Hazards To Be Overcome
Some among us have developed a severe allergy to preaching Bible prophecy because they were over-exposed to a suffocating overage at some earlier stage in their development. Some preachers have been more interested in the number of hairs on the beard of the he-goat in Daniel 8 than in the seven sins of believers. But the pendulum effect is in fact an immature reaction. Imbalance is no excuse for imbalance.
There have been the "crazies" and the "looneys" among us (and this is true down through history; see my The Company of Hope: A History of Bible Prophecy in the Church, 2004) who have majored in date-setting and identification of the anti-Christ. Much attention is paid to the Jupiter Effect, the tunnels in the great pyramids, the "gospel in the stars," the Bible Codes and all manner of extra-Biblical data which come very close to becoming "adding" to the Word of God (Deut. 4:2, Rev. 22:18).

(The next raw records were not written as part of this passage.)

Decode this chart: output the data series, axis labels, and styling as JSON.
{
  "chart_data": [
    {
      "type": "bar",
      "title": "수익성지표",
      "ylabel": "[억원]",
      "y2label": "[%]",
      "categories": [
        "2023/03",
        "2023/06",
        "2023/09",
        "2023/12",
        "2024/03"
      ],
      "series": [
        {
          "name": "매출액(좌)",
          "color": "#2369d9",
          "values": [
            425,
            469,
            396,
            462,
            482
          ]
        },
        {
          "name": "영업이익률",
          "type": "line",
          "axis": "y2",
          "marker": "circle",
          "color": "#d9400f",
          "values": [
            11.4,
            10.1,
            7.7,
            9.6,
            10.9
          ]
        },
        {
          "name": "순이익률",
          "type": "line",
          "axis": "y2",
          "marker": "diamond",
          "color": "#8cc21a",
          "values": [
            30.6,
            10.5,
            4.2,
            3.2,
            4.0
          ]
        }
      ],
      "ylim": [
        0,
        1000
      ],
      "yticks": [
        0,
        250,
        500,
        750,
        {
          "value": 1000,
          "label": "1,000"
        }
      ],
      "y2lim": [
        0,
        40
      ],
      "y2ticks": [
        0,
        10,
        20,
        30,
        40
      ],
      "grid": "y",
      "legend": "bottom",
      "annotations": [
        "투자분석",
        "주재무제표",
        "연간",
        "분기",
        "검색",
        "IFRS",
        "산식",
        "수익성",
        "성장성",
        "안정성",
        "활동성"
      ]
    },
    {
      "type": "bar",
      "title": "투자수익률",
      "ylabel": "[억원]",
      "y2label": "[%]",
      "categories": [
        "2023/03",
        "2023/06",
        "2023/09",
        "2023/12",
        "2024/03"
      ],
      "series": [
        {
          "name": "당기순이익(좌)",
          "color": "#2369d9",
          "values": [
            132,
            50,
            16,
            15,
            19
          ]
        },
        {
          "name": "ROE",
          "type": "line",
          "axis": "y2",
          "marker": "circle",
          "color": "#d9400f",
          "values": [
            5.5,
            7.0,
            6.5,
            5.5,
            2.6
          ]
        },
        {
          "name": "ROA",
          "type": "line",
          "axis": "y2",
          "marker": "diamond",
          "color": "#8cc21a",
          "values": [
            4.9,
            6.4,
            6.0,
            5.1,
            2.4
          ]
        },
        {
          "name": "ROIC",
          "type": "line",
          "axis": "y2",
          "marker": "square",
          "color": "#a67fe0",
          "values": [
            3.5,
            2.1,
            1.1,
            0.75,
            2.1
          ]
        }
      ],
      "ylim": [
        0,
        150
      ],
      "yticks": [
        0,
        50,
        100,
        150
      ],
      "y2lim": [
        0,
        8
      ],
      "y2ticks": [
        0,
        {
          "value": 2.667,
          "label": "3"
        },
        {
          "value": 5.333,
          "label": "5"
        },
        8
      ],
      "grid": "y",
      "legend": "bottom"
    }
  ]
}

Anything we know about the shape of things to come must be what careful Biblical exegesis yields and what legitimate inquiry and reflection at the next level may assert by way of implication.
Putting it bluntly, really preaching Bible prophecy necessitates more work and study than many are willing to give it. Mastery of Daniel and Zechariah, the Olivet Discourse, 2 Thessalonians and the Revelation and their intertextual relationships is formidible. But is it worth it? We are helped here by awareness of our system — which is also true of every other major theological entry we bring into discourse.